In this mysticism thing, I'm referring to the ideas of people who see modern
QM as a degenerate form of a wider case. Who see room for the empirical
validation of mysticism & spiritism in physics already hinted at by the
developments in quantum & computational science of the first half of the
20th century.
If quantum computations arise out of a much bigger set than the continuum...
(eg., in a many worlds situation - if the manifold was
(uncharacteristically) also propagated for each one of the superpositions
as, I think, the physics maverick Roger Gouin pointed out...), then it may
be possible to do wierd things.
Check my wording that you quote below... I'm not asserting things about
classical quantum machines, cool as they admittedly are; I'm suggesting
things about quantum weirdness that might arise if we continue the trail in
the 21st century - following the spirit of the formulations done in the
20th century... and what we might find when we go and actually build mature
quantum computers.
If quantum computations arise, not in this physical manifold but, beyond...

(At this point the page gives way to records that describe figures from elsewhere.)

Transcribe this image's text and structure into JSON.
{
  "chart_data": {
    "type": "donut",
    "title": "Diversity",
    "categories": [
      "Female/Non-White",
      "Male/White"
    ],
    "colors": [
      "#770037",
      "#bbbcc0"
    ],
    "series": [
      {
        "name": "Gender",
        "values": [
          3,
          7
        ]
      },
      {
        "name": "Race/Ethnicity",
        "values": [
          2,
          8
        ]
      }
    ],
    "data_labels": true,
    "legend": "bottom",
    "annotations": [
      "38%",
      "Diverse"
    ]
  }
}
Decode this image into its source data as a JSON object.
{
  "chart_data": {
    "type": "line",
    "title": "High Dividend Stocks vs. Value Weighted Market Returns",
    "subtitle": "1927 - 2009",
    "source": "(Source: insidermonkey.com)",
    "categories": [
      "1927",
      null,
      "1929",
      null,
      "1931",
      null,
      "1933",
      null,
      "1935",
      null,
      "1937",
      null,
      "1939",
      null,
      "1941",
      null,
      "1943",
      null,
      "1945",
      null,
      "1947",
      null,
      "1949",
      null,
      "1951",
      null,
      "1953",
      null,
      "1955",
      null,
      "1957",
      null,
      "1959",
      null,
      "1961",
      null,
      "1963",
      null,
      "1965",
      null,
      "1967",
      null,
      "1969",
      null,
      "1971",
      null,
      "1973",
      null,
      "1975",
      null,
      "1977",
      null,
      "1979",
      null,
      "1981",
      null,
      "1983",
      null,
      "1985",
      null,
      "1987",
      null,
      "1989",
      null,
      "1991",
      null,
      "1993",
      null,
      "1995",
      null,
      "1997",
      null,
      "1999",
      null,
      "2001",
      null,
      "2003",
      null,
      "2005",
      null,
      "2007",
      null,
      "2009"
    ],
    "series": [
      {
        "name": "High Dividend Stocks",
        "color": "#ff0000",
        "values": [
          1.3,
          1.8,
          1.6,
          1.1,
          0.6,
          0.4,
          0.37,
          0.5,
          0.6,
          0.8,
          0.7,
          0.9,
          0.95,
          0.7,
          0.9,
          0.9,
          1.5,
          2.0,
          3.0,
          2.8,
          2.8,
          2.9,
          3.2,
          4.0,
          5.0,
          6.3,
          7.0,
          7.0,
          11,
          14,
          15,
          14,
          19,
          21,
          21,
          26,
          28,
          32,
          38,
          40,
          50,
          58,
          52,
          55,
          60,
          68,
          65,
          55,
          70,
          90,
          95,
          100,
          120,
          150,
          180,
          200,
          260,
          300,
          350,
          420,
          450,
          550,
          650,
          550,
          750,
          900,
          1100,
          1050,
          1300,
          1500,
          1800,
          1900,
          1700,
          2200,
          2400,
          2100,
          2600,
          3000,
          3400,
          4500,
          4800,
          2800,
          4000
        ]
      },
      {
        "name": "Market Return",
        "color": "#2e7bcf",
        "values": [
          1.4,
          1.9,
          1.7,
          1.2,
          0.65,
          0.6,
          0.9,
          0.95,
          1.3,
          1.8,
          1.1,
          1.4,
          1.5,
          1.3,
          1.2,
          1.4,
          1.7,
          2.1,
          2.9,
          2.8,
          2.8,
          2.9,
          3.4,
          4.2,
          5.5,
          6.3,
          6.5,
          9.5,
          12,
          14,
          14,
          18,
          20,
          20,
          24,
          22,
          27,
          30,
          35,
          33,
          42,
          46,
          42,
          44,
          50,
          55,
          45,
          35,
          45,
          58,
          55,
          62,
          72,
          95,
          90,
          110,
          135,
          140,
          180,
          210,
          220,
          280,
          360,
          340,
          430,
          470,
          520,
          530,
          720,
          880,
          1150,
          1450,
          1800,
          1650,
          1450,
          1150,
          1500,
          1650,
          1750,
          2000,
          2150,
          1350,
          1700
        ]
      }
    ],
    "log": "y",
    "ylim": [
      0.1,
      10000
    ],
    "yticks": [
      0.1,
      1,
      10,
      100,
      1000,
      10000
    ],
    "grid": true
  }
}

in some set much larger than that amenable to our current mathematical
analysis, then this might show up in the things that I mentioned.
Certainly the trail is suggestive - the QWF is deterministic to a flaw; yet
the stupid Born criterion isn't... I smell a rat there!
The nice thing about all this is that it's empirically testable - and we can
actually start doing real experiments shortly ( 3 - 10 years); as the
quantum computer technology becomes available.
Actually... hmmm... one is available - it's quite degenerate. A tunnel
diode. You can look at it as a quantum computer that outputs a random stream
of numbers. If it doesn't - you'd better ask why.
***************************
As for the very last part of your letter, remember the poor Turing machine
runs on some serious limitations, it's crummy tape is denumerable and not
even dense. Ugh!
So it's quite possible that quantum systems of the types we're positing are
not computationally isomorphic with an infinite Tiring (...er, Turing...)
machine. From that you might beable to swing a deterministic yet
'noncomputable' universe.
cymm
-----Original Message-----
From: hal@finney.org <hal@finney.org>
To: extropians@extropy.org <extropians@extropy.org>
Date: Thursday, August 31, 2000 3:05 PM
Subject: Re: Mysticism (WAS) E.S.P. in the Turing Test
>Cymm writes:
>> But once we develop quantum computers we'll probably find out: not only
will
>> they handle exponential problems in polynomial time - but they'll
probably
>> (in these weird scenarios) solve Turing Incomputable problems in
polynomial
>> time - or even flat time.
>
>Actually, no, quantum computers are not expected to solve exponential
>problems in polynomial time. More precisely, there are no problems
>known to be exponential on classical computers which are polynomial on
>quantum computers.
>
>Quantum computers can cut the exponent down on search problems, which
>are known to be exponential on both kinds of computers. The speedup
>is potentially even greater on some special math problems (factoring
>for example) but the true complexity of those problems on convential
>computers is not known.
>
>Quantum computers are not at all expected to solve Turing uncomputable
>problems like the halting problem. From what I understand, they are
>subject to the same proofs of uncomputability.